Humans communicate primarily in a verbal manner, while dogs rely more on visual cues. While this can make communication between the two species challenging at the best of times, it's particularly difficult when the human is unable to see the dog – as is the case with blind people and their guide dogs. As a result, it may not always be possible for owners to know when their guide dogs are stressed. An experimental new harness, however, may be able to help.
Developed by a team at North Carolina State University, the harness contains a plethysmograph and an electrocardiogram, which monitor the dog's respiration and heart rate, respectively. The output of those sensors is analyzed by a Beaglebone Black microcomputer (appropriately enough), located in the base of the harness handle.
If they wish, users can monitor their dogs' vital signs via audio cues sent from the computer to a Bluetooth headset. While this method actually proved to be quite popular with blind test subjects, the scientists believe that it could be distracting in real-world use – particularly given how much the blind already rely on their sense of hearing to assess their environment.

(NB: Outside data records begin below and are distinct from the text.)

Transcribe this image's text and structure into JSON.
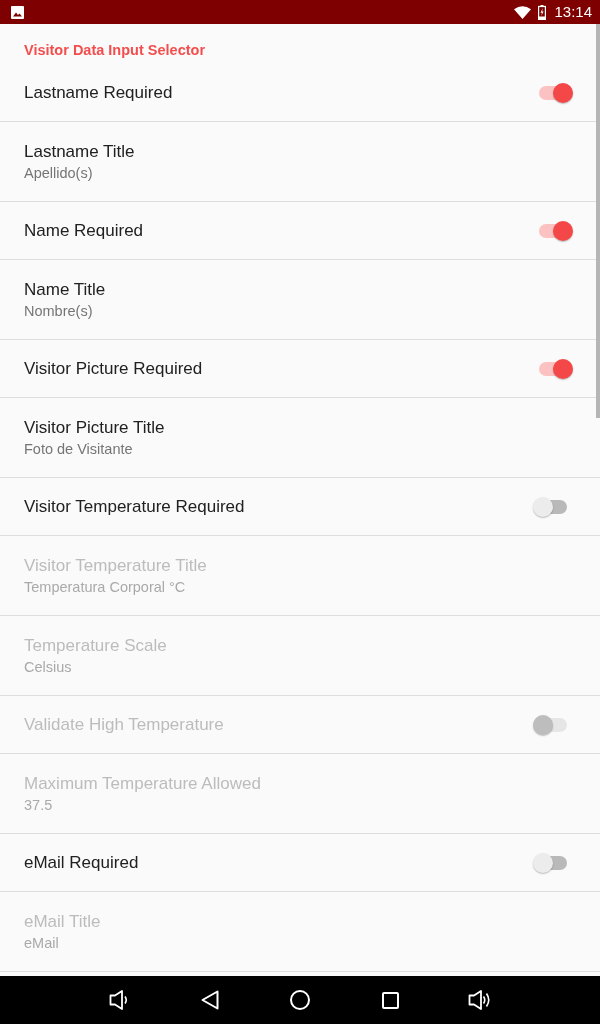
{
  "status_bar": {
    "time": "13:14"
  },
  "category": {
    "title": "Visitor Data Input Selector"
  },
  "preferences": [
    {
      "kind": "switch",
      "title": "Lastname Required",
      "on": true,
      "disabled": false
    },
    {
      "kind": "text",
      "title": "Lastname Title",
      "summary": "Apellido(s)",
      "disabled": false
    },
    {
      "kind": "switch",
      "title": "Name Required",
      "on": true,
      "disabled": false
    },
    {
      "kind": "text",
      "title": "Name Title",
      "summary": "Nombre(s)",
      "disabled": false
    },
    {
      "kind": "switch",
      "title": "Visitor Picture Required",
      "on": true,
      "disabled": false
    },
    {
      "kind": "text",
      "title": "Visitor Picture Title",
      "summary": "Foto de Visitante",
      "disabled": false
    },
    {
      "kind": "switch",
      "title": "Visitor Temperature Required",
      "on": false,
      "disabled": false
    },
    {
      "kind": "text",
      "title": "Visitor Temperature Title",
      "summary": "Temperatura Corporal °C",
      "disabled": true
    },
    {
      "kind": "text",
      "title": "Temperature Scale",
      "summary": "Celsius",
      "disabled": true
    },
    {
      "kind": "switch",
      "title": "Validate High Temperature",
      "on": false,
      "disabled": true
    },
    {
      "kind": "text",
      "title": "Maximum Temperature Allowed",
      "summary": "37.5",
      "disabled": true
    },
    {
      "kind": "switch",
      "title": "eMail Required",
      "on": false,
      "disabled": false
    },
    {
      "kind": "text",
      "title": "eMail Title",
      "summary": "eMail",
      "disabled": true
    }
  ]
}
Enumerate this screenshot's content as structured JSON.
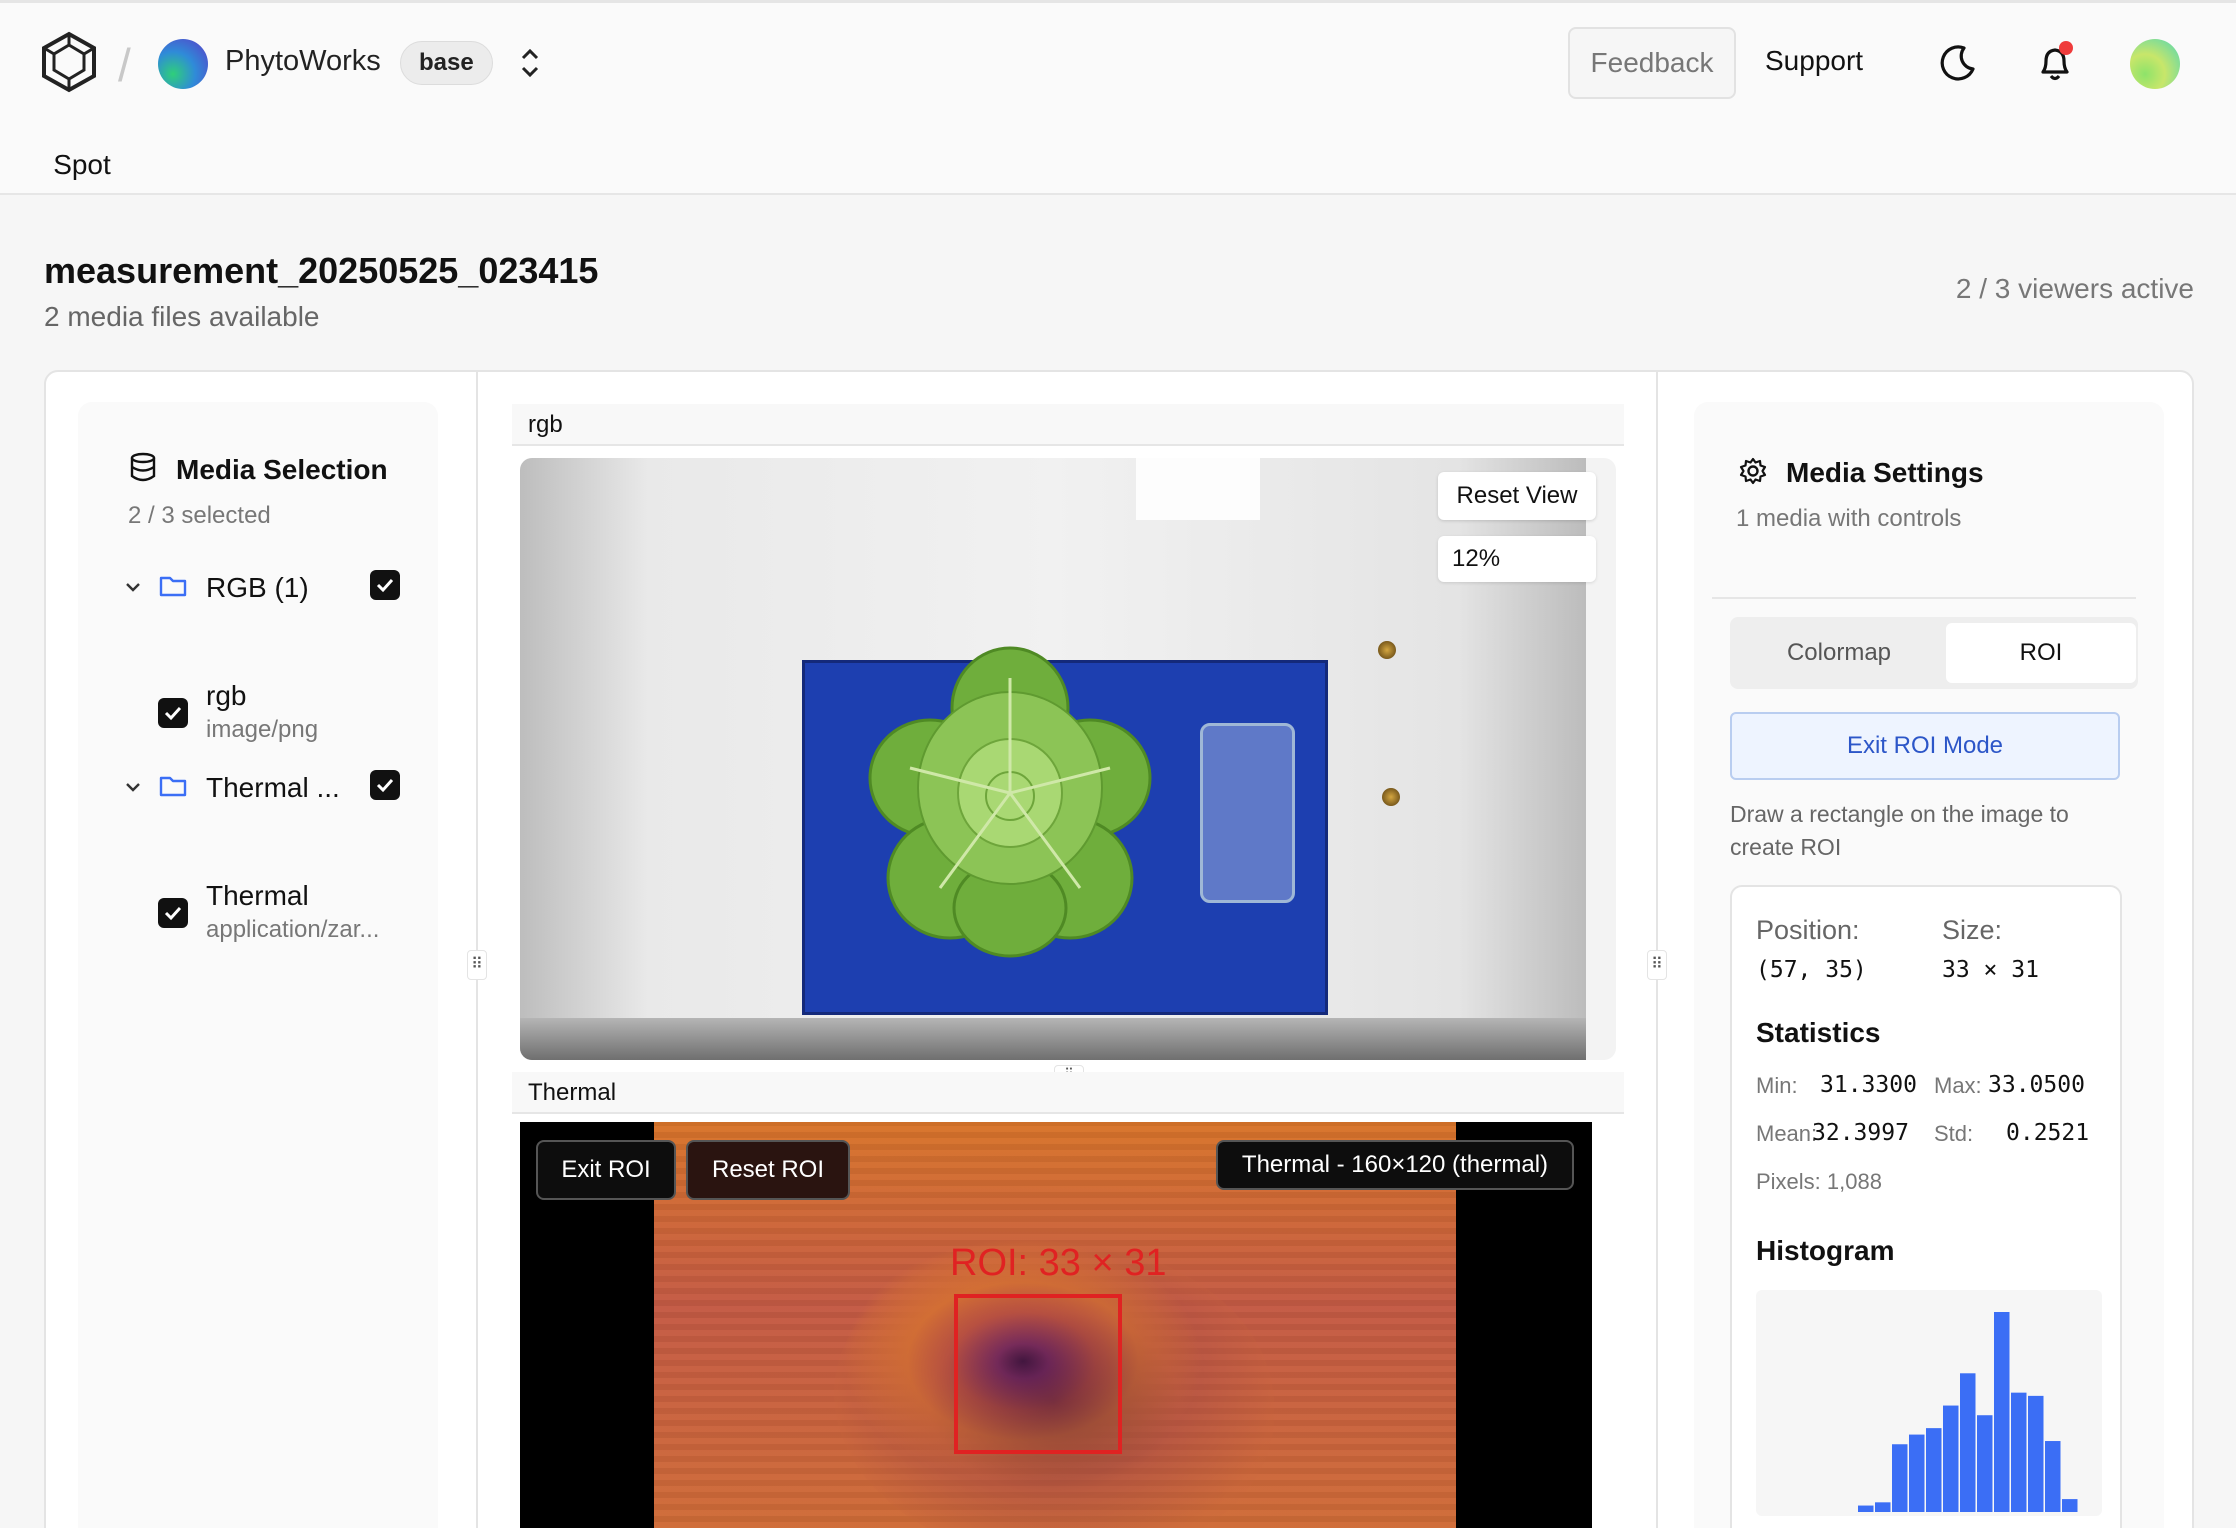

That's why the system also incorporates two vibrating motors, at either end of the top tube of the handle. One of those vibrates in time with the dog's heartbeat, while the other vibrates in time with the animal's breathing. This setup was found to be just as accurate as the audio-based system, delivering haptic feedback signals to the user's thumb and pinky finger.
Additionally, users can choose to hear/feel the dog's breathing and heart rate continuously, or to only be notified when they change significantly. The former allows users to check on the animal at any time, while the latter is less bothersome, only making itself known when necessary.
A paper on the team's findings was recently presented at the Second International Congress on Animal Computer Interaction, in Malaysia. The researchers previously designed a similar system, which would allow people to remotely monitor the well-being of search-and-rescue dogs at disaster sites.